NM Tech Talks, a collaborative of local technology organizations with the shared mission of supporting diversity in the industry, hosted the event, which gathered coders of all experience levels to solve real world problems. Teams used software, data and AI to develop prototypes to address challenges in the New Mexico food and agriculture industry. Talin Market sponsored the event, held at WESST Enterprise Center.

“This hackathon is more about collaboration than competition,” Mayor Tim Keller said. “Uniting our experts will always result in better solutions.”

This year’s event drew 27 teams comprised of 70 “hackers” competing for four different honors:

  • First place winners were Crimson Devs for their AI meal planning solution.
  • Second place went to Beep Bop for water-saving crop recommendations.
  • Third place was Sowit with a food-sharing platform designed to reduce food waste.
  • Local Innovation award was given to Koko for their automated coordination alerts for food distributors.

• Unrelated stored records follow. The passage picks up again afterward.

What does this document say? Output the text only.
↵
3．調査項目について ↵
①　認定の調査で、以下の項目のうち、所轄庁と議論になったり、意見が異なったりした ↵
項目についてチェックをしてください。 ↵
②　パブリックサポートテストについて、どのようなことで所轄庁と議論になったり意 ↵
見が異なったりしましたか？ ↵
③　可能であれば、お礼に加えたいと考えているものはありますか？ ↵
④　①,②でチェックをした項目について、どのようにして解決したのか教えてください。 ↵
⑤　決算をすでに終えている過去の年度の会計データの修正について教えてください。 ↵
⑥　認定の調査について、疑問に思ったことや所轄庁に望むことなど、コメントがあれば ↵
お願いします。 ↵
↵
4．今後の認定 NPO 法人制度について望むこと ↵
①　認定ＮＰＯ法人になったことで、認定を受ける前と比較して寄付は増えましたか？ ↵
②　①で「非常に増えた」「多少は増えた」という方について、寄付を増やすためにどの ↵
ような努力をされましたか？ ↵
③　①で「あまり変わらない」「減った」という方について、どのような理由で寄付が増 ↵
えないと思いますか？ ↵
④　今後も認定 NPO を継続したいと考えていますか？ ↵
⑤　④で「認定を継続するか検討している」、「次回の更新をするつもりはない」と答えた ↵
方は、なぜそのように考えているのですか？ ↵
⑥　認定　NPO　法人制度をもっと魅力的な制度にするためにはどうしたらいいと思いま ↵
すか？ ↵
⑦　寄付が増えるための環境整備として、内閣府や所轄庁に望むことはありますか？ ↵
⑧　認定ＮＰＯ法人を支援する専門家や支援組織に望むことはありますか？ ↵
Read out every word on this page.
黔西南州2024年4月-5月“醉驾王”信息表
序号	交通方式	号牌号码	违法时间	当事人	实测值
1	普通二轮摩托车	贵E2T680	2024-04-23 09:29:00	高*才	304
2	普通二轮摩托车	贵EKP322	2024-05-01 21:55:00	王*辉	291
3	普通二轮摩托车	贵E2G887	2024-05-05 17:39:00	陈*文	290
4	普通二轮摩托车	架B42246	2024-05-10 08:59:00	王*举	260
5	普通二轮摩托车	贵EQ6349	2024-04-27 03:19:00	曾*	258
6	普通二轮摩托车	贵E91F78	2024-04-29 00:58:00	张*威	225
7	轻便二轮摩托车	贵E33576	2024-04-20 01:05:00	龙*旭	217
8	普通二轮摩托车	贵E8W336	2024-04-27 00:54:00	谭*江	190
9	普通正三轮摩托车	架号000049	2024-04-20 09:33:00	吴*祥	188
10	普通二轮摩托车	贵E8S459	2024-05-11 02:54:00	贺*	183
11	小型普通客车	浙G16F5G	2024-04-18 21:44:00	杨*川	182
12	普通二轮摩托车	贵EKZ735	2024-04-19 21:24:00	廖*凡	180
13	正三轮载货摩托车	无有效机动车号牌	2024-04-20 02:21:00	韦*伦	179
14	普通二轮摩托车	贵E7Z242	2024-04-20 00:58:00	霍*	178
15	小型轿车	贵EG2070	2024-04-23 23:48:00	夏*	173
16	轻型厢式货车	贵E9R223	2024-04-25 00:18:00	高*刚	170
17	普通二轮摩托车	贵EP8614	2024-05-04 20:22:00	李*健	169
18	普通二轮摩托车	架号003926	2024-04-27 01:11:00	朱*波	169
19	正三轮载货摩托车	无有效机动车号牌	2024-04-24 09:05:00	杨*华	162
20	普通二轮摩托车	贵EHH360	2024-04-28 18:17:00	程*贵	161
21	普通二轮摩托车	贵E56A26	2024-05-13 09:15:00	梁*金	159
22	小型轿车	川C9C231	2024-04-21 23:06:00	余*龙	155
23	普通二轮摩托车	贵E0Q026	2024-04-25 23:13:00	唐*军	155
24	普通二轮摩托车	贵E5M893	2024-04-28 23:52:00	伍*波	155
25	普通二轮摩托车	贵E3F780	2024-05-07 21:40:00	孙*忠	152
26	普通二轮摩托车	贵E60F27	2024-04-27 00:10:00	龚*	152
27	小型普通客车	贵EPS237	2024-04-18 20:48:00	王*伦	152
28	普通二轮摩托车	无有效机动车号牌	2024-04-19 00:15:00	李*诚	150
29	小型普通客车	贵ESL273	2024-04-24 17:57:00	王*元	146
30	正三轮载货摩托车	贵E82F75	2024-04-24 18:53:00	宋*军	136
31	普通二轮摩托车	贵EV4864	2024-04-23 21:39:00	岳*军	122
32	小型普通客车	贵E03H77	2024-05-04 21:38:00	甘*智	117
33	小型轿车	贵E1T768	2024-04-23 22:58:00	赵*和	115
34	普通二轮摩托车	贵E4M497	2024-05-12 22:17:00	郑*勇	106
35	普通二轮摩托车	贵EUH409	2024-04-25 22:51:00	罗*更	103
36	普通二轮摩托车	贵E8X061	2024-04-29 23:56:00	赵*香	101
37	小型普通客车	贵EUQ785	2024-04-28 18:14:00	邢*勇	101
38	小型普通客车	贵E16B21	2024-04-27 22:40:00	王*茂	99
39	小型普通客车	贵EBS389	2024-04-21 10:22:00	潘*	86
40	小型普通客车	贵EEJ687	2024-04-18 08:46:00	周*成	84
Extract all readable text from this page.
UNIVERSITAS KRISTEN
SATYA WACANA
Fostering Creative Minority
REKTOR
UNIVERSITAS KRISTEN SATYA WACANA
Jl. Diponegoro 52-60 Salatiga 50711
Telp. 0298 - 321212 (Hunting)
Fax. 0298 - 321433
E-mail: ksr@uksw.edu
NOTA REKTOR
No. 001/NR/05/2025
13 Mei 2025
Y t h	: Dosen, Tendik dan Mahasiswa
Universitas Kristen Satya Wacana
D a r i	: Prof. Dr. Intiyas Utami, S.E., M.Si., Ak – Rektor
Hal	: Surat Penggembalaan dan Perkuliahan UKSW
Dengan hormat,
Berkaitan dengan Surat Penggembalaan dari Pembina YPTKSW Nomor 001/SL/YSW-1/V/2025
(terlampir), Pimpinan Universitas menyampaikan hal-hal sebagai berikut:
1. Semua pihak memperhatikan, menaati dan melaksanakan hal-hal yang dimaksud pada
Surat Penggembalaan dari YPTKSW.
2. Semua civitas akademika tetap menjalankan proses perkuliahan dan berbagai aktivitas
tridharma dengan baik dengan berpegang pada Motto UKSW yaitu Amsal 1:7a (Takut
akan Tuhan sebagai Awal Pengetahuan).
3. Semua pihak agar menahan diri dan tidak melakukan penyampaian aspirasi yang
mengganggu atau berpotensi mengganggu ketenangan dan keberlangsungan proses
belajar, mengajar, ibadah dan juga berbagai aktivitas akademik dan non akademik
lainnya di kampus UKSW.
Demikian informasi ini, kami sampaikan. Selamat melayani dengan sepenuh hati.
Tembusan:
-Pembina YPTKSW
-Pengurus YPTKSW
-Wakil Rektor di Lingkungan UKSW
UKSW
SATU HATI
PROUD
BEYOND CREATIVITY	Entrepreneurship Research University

“Desert Dev Lab brought out New Mexico’s best,” said competition judge Carly Heidenfeld, manager at Talin Market, one of the event’s 21 sponsors. “From up-and-coming students in the southern part of our state to established professionals right here in Albuquerque, it showed that solutions to ongoing food and agriculture issues here exist in our own community.”

“Events like this are so important because they offer a safe environment where people challenge themselves to build something useful and real that can help others,” said Jacky So, event organizer and FUSE executive fellow. “I heard so many people say, ‘I could use this.’”

The first Desert Dev Lab competition in 2025 tackled climate and energy variability, and the winner of that event, OptiGreen, presented an AI-driven solution to reduce LLM token usage, which lowers overall energy consumption. The annual hackathon advances sustainable community development, environmental protection, economic viability, and career-building resources that prepare Albuquerque workers for success.

Desert Dev Lab’s 2027 event is already accepting hackers.